This week I head to Grand Prairie TX to work with teachers and students at Adams Middle School. We’ll be demonstrating high value learning strategies that foster rigorous thinking, student engagement, and deeper student reflection on themselves as learners.
The key to fostering reflection is scaffolding more choices for students to make about key elements of the lesson. Providing options gives students more to think about. Divergent student products gives students a chance to explain and defend their thinking. Student can then compare outcomes with their peers, assess successes (and failures) and design improvements. See my post The Reflective Student: A Taxonomy of Reflection
Students can be given “appropriate” choices to make about:
- Content – what knowledge and skills will be studied?
- Process – what materials, procedures, etc will be used?
- Product – what will students produce to demonstrate their learning?
- Evaluation – how will the learning be assessed?
We have a variety of activities planned for the week including workshop sessions focussed on how to foster students engagement when using learning strategies for defining, summarizing and comparing. For example, when we ask students to summarize we should giving them the opportunity to use their higher order thinking skills to analyze the patterns, evaluate what’s most significant to them and craft a unique summary.

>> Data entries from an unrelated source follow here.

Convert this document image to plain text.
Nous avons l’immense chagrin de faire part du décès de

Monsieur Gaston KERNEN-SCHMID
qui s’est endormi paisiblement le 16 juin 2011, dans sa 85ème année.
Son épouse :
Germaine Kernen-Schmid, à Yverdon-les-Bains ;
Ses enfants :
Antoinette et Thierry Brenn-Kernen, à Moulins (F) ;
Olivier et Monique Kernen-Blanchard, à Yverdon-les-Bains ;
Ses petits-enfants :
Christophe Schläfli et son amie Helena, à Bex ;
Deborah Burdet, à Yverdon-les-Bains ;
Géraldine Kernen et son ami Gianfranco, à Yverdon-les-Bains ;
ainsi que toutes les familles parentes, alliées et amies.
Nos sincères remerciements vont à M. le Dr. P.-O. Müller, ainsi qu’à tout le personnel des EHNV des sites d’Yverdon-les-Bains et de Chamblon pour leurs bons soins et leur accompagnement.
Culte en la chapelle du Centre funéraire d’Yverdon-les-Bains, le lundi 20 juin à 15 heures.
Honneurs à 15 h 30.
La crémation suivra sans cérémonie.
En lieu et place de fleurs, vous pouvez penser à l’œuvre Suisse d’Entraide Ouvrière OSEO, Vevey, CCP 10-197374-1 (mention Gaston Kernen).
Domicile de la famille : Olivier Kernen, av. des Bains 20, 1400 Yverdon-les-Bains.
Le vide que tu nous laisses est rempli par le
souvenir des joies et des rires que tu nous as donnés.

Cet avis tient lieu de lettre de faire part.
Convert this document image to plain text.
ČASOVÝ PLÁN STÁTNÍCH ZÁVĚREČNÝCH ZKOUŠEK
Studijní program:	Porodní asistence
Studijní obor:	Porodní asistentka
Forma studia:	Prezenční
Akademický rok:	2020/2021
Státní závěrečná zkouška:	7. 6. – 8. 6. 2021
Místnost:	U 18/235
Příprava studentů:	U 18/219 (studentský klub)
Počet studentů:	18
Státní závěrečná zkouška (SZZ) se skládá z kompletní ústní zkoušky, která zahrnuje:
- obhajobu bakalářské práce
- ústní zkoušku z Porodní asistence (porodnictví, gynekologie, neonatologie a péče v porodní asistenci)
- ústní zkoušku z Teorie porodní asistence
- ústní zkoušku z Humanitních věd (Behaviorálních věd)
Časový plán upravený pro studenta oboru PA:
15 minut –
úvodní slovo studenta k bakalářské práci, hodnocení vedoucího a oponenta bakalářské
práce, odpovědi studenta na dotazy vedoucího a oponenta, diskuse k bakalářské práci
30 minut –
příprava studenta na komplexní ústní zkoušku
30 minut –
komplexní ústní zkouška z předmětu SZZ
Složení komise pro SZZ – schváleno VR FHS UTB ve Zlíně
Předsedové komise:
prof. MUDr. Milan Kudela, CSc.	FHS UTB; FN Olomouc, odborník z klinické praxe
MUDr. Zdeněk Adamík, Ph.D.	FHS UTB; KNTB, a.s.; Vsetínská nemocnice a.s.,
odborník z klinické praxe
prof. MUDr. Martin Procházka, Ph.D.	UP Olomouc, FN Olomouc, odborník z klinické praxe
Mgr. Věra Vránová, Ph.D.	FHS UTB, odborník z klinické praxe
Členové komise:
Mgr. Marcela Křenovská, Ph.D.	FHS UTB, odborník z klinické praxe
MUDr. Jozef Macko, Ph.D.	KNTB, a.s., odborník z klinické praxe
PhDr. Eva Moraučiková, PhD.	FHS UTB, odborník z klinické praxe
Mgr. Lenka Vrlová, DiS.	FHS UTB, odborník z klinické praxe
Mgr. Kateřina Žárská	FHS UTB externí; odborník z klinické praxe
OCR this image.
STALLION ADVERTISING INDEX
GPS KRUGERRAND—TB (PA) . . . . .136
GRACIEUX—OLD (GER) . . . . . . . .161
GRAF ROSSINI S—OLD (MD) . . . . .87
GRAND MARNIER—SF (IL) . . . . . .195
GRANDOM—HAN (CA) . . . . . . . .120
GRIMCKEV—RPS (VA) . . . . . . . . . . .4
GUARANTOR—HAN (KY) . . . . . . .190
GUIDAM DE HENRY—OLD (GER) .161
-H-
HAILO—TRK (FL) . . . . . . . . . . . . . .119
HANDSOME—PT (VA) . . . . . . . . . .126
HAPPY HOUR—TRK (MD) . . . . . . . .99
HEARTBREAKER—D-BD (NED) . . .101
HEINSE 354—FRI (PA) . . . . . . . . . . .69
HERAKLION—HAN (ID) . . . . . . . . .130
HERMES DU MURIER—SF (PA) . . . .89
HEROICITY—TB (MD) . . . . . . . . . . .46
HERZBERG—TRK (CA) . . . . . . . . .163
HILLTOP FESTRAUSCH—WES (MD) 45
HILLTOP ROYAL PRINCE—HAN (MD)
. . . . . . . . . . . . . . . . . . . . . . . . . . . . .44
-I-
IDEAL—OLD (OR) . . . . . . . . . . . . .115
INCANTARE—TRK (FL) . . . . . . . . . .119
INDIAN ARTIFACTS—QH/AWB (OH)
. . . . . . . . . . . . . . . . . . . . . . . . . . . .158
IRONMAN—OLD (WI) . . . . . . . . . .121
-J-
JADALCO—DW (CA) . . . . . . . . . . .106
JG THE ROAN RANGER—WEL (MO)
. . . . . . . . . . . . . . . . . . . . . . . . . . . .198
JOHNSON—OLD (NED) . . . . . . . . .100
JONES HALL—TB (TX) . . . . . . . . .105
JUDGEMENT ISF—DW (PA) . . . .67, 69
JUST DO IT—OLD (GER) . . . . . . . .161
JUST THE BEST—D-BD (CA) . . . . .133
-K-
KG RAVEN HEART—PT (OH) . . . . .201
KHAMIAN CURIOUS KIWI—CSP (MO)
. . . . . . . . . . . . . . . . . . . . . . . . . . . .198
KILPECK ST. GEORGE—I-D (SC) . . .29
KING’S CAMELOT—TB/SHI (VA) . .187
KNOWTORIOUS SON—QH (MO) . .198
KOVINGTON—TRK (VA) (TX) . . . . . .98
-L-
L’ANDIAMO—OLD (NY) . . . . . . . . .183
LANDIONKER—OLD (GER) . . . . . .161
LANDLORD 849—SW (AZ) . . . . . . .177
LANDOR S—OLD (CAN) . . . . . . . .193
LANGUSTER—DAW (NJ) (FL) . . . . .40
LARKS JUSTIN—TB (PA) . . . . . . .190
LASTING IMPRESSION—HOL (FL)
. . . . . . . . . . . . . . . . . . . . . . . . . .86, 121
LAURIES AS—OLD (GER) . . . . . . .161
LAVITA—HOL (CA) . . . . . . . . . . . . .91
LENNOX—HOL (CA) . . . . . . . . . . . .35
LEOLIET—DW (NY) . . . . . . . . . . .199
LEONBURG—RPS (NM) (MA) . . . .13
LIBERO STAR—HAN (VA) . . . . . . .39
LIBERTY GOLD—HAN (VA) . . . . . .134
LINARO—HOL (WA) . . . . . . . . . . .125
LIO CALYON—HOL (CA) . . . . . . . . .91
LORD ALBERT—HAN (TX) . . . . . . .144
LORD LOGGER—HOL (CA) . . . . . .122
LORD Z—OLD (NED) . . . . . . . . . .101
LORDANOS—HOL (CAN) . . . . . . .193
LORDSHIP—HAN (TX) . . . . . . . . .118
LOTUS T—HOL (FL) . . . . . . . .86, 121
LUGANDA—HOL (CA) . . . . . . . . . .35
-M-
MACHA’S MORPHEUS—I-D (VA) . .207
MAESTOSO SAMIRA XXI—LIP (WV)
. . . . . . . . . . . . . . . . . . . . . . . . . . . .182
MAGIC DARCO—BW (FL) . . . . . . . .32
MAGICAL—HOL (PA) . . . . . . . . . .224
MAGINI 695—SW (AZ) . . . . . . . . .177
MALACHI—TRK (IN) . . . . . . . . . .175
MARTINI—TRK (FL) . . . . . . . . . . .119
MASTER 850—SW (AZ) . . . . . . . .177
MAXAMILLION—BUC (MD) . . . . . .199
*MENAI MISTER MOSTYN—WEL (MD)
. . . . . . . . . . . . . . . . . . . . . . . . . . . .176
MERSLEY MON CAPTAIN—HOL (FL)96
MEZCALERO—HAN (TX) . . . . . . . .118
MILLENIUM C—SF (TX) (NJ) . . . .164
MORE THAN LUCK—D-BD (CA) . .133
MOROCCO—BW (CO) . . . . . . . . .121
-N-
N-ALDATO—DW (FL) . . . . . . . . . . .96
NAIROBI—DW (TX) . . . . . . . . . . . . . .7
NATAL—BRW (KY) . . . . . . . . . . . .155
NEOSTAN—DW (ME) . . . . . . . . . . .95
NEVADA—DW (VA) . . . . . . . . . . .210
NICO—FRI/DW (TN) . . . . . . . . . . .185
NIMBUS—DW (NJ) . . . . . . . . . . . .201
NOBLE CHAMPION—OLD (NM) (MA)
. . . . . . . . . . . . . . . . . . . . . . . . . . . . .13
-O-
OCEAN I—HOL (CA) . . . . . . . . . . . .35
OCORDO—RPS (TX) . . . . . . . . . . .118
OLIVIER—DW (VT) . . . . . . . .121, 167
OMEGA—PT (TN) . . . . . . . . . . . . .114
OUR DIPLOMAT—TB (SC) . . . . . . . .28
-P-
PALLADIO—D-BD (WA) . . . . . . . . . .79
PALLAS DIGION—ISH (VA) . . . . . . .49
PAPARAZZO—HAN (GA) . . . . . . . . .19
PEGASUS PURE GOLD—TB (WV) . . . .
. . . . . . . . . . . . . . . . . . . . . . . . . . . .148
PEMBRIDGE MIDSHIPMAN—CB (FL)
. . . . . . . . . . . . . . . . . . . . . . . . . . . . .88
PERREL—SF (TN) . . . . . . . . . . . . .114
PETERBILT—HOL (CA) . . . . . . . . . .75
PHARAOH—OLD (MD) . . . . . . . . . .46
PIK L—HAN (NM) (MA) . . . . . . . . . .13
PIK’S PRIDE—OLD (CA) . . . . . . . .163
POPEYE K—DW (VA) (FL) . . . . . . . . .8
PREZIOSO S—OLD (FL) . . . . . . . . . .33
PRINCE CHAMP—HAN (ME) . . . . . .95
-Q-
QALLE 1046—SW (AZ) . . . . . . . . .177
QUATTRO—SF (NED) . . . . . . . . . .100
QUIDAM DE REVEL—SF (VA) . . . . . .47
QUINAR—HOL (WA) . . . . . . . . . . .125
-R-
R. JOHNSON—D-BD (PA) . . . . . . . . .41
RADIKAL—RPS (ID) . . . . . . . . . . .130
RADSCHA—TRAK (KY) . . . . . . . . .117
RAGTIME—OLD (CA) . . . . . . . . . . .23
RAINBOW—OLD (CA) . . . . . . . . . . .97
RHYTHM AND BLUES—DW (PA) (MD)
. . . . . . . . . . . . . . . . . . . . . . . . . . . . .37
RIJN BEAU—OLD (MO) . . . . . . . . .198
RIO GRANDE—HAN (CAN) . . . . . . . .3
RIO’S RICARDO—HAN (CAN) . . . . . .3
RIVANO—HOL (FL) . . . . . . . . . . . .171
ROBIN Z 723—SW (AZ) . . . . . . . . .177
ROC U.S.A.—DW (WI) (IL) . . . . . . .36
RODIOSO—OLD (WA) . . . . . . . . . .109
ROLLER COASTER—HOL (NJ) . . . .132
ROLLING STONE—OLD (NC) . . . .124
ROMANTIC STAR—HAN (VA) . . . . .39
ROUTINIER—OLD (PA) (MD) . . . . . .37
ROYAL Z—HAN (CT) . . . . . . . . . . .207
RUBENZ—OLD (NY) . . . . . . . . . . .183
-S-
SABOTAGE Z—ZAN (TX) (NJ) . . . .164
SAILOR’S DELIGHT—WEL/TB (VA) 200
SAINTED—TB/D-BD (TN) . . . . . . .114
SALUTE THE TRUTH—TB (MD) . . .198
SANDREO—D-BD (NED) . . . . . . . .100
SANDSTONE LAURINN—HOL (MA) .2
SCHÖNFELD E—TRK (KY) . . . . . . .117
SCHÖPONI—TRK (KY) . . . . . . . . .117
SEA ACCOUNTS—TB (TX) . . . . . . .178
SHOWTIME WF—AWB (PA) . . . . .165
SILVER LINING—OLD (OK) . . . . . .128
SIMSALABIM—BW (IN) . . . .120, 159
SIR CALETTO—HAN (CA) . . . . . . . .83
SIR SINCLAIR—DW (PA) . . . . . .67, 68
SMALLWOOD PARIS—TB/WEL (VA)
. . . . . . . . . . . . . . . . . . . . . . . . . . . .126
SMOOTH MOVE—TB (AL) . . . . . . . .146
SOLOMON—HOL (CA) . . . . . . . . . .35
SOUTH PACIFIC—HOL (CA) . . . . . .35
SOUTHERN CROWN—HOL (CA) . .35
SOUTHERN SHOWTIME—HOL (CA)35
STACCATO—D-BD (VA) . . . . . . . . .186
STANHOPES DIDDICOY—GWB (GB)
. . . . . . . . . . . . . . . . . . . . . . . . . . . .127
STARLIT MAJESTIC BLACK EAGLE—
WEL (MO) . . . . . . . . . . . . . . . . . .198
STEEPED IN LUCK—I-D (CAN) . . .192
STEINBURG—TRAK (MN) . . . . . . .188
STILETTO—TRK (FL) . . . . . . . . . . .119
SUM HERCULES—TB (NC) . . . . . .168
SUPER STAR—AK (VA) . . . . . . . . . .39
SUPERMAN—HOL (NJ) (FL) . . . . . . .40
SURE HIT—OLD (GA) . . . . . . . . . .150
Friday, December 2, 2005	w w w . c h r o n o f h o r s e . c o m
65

While summarizing has been shown to be one of the most effective strategies for building content knowledge, that gain only applies when students are allowed to make their own judgements about what’s important and frame their summaries for an audience. When we ask them to “learn” the teacher’s summary – they are reduced to memorizing “another fact.”
Our training sessions will be followed by classroom walkthroughs – PD works best when you can make the connection to the classroom. I’ll also have the opportunity to work with some groups of students on the Marshmallow Challenge to demonstrate these approaches.